COSIE.utils.nn_approx

nn_approx(ds1, ds2, knn=10, metric='euclidean', n_trees=10, include_distances=False)[source]

Efficiently find approximate K-nearest neighbors using the Annoy library.

Parameters

ds1np.ndarray

Query data of shape (n_query, dim), where neighbors will be searched for.

ds2np.ndarray

Reference data of shape (n_ref, dim), in which the neighbors are searched.

knnint, optional

Number of neighbors to retrieve per query. Default is 10.

metricstr, optional

Distance metric used in Annoy. Must be one of: {‘euclidean’, ‘manhattan’, ‘angular’, ‘hamming’, ‘dot’}. Default is ‘euclidean’.

n_treesint, optional

Number of trees used to build the Annoy index. Higher values increase accuracy at the cost of indexing time. Default is 10.

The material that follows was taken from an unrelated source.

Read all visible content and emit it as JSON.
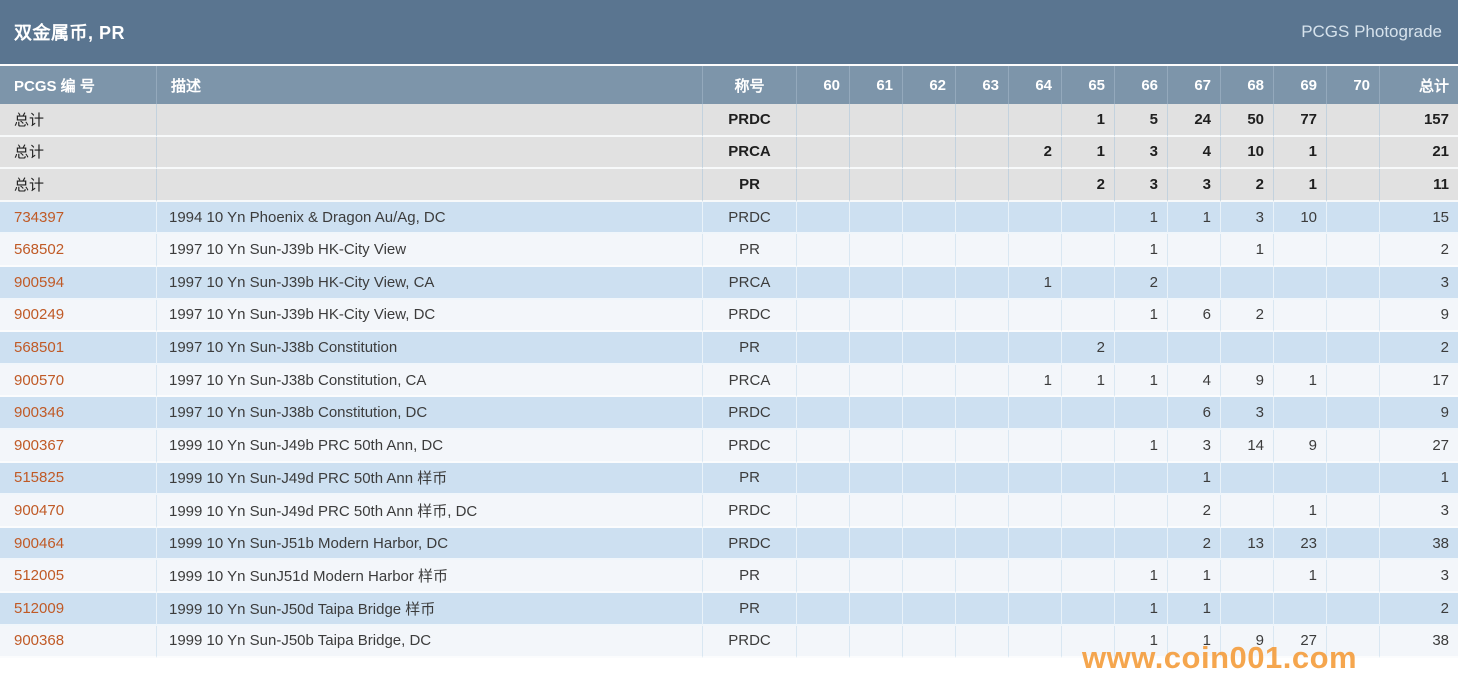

include_distancesbool, optional

Whether to also return distances to the nearest neighbors. Default is False.

Returns

indnp.ndarray

If include_distances is False, returns an array of shape (n_query, knn) with indices of nearest neighbors.

tuple of (ind, dist)(np.ndarray, np.ndarray)

If include_distances is True, returns a tuple:

  • ind : array of shape (n_query, knn) with indices of nearest neighbors.

  • dist : array of shape (n_query, knn) with corresponding distances.